Performance and the uniqueness of music
Each time a piece of music is performed, it is played with a specific emotionality and, even if it follows the sheet music, there is always a small part for improvisation. Music is always played in the presence of someone. Improvisation intensifies the uniqueness of a musical performance, for example when the only stable element in it is one scale, sometimes chosen between hundreds of scales as it is the case for example in oriental music. Each musical scale has, for musicians, a singular emotional quality. Feeling the inherent depth that is built into a scale, the performer can develop a high level of sensitivity to music.
Outside of that framework, musical sensitivity may deteriorate.

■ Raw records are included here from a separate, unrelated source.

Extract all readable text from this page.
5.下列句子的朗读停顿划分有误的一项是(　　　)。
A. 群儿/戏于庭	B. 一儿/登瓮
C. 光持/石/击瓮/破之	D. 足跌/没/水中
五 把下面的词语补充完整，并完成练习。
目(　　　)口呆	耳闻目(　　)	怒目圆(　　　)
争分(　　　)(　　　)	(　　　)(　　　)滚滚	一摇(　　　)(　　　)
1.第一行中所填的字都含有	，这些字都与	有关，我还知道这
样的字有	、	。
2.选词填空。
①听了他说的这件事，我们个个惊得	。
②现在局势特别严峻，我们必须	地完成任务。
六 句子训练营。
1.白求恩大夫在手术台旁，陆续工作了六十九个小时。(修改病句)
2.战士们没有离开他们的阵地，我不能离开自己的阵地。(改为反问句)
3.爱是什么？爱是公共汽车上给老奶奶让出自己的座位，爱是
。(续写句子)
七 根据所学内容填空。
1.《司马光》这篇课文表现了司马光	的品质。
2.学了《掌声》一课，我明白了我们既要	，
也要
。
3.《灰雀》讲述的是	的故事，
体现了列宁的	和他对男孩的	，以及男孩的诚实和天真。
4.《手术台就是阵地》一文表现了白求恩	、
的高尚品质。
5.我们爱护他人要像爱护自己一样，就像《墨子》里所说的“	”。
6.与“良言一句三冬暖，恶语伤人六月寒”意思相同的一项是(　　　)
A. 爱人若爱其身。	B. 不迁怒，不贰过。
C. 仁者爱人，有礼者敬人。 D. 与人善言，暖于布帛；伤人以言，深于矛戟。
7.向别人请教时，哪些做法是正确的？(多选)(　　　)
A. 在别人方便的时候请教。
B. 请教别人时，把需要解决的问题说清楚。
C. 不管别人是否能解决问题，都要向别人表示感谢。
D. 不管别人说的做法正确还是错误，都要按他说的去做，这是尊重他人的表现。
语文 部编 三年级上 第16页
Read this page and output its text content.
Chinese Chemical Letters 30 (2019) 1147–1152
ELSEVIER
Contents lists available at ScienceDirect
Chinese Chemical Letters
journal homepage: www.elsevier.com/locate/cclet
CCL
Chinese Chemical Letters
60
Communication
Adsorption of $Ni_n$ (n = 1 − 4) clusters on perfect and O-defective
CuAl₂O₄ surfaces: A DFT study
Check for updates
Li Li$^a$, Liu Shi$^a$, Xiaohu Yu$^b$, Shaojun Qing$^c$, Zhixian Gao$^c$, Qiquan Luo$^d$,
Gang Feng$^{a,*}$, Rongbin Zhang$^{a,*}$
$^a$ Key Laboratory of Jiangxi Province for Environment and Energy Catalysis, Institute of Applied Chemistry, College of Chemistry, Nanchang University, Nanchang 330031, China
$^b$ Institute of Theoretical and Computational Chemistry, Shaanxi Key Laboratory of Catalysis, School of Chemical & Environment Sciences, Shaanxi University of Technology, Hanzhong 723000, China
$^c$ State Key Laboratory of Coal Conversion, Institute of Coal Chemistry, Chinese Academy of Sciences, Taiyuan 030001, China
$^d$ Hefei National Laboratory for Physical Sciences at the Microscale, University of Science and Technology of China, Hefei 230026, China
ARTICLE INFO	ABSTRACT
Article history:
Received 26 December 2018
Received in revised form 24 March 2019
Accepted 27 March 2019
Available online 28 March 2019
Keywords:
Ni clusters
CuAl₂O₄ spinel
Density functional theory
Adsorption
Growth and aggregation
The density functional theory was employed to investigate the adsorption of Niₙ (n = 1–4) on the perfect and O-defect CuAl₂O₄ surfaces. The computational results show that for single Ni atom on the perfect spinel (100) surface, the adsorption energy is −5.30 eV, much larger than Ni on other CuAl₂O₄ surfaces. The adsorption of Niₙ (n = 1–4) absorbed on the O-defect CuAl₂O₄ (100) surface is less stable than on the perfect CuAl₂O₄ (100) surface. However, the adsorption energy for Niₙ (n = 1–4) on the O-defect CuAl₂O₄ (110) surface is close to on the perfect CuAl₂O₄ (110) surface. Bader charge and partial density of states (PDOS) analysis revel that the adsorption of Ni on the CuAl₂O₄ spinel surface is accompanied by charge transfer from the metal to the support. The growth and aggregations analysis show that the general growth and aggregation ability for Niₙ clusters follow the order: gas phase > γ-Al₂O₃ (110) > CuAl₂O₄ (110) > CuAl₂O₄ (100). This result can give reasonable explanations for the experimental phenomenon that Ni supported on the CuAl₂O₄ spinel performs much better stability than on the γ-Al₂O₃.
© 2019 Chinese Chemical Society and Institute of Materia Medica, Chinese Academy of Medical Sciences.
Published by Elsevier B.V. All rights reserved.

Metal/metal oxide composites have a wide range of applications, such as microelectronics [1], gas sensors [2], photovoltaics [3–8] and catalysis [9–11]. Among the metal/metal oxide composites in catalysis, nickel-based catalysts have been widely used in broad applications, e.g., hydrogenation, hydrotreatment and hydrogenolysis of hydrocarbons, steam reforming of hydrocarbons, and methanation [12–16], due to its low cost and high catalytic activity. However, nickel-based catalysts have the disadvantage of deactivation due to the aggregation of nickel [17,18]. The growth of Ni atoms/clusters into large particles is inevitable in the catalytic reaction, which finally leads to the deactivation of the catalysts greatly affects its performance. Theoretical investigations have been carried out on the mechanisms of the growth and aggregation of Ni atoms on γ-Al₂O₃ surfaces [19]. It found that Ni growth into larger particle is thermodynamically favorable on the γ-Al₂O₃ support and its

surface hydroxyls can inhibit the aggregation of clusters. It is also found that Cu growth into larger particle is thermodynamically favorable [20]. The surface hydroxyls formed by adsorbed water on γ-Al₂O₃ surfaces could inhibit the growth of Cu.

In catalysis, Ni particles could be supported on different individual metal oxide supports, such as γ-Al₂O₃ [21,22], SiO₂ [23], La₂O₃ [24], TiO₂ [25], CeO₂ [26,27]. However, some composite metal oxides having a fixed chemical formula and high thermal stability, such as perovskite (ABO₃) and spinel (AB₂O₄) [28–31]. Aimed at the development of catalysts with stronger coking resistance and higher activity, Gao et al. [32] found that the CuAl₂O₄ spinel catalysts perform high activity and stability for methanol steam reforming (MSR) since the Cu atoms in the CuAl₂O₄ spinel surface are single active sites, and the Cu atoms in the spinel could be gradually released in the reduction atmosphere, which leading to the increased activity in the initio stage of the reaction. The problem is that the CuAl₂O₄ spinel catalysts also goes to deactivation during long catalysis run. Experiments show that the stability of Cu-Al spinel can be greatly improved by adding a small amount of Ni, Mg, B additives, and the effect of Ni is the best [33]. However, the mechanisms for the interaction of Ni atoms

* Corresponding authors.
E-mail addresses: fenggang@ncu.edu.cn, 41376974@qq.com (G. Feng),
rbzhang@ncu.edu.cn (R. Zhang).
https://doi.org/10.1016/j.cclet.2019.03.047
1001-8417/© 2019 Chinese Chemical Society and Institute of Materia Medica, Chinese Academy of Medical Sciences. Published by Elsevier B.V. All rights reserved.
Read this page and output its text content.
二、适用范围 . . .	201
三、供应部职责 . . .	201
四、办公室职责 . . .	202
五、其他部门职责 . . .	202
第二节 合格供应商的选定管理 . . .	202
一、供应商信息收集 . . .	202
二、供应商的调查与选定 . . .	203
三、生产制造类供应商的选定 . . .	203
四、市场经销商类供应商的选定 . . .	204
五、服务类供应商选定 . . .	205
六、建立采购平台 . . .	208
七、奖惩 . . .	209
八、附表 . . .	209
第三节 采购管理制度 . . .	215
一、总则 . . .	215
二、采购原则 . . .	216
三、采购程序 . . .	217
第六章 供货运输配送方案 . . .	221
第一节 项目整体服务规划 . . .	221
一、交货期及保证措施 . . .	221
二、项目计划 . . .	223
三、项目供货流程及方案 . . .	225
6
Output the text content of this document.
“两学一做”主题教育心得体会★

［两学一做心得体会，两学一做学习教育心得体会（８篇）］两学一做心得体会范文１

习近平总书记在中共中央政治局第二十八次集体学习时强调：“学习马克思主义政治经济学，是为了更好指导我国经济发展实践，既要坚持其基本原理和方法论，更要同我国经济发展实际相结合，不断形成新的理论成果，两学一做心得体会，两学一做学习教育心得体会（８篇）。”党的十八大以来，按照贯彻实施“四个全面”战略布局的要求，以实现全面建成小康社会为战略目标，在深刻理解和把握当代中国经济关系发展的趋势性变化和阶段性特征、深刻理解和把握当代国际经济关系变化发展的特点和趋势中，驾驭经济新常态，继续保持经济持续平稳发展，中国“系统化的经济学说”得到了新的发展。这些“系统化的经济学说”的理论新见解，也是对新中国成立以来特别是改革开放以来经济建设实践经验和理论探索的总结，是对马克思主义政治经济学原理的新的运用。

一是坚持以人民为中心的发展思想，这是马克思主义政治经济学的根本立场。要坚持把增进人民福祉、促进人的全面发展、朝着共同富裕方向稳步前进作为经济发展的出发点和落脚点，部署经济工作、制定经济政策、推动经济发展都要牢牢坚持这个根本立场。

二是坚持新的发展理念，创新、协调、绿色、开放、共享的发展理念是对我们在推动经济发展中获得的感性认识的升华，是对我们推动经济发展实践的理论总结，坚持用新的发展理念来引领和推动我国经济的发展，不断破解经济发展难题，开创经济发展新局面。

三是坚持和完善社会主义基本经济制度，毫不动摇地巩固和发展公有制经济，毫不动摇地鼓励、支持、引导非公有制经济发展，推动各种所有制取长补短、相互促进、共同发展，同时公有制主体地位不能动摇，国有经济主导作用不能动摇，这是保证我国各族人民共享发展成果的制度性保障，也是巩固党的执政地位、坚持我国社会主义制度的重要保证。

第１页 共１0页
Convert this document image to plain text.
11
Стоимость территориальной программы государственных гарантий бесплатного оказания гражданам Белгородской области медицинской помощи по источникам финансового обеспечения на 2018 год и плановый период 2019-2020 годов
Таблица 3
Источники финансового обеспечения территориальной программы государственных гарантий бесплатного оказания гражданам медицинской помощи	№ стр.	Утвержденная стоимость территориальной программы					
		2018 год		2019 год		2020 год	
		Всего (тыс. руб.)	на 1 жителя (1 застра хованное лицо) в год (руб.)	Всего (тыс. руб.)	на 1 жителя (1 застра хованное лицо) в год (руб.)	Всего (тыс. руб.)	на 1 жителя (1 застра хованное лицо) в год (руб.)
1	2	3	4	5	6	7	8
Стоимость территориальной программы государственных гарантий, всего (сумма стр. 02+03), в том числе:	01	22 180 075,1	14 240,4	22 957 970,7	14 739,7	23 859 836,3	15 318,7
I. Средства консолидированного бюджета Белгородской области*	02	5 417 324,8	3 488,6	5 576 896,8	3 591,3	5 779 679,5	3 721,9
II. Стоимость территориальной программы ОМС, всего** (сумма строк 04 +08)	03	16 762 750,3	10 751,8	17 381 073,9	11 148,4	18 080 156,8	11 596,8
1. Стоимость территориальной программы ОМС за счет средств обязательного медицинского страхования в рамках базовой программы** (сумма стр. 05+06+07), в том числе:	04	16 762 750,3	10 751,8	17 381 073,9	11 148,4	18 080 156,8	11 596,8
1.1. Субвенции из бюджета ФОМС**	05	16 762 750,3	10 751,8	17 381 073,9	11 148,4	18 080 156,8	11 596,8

And it may happen that today, a certain standardisation, in live performance or during a recording, denies listeners access to a great variety of interpretations. Listening to ancient recordings, musicologists found various recordings of the same performer playing the same piece of music, the results having each one their own specificity. For performers, it is often about finding a way to perform in a free way, taking the teaching they have received into account, but performing the music according to their own sensitivity to music, also taking into account the present moment, the place when they are playing in the case of a live setting, and, when it is possible, the specificity of the audience.
Finding spaces of freedom
Of course, both for music performers and listeners, it is very useful to listen to recorded music, in order to discover fixed elements like harmony or melodies. However, the singularity of each performance may be taken into account if the listener is really attentive to music. Then music listening is really alive. The music may be performed and heard in such a way that it can renew the self totally. It must be interesting to know the way Mozart or Beethoven perceived their own music, but as soon as performers play a piece of music, it becomes their music and it is the same for the listeners.
To get a more internal access to music, listeners do not need permission. However, they must break the mold into which music has been cast these last decades, which is reducing it to a commodity, some hit which is an accompaniment when people are doing the shopping or eating in a restaurant: there is no need to show off about the music one really loves. On the contrary, music is much more than notes written on a manuscript, and letting the sound arise may help trained music listeners to find new spaces of freedom. Also listeners who listen to music with all their senses may feel that music is there or music is not there: there is not more or less music.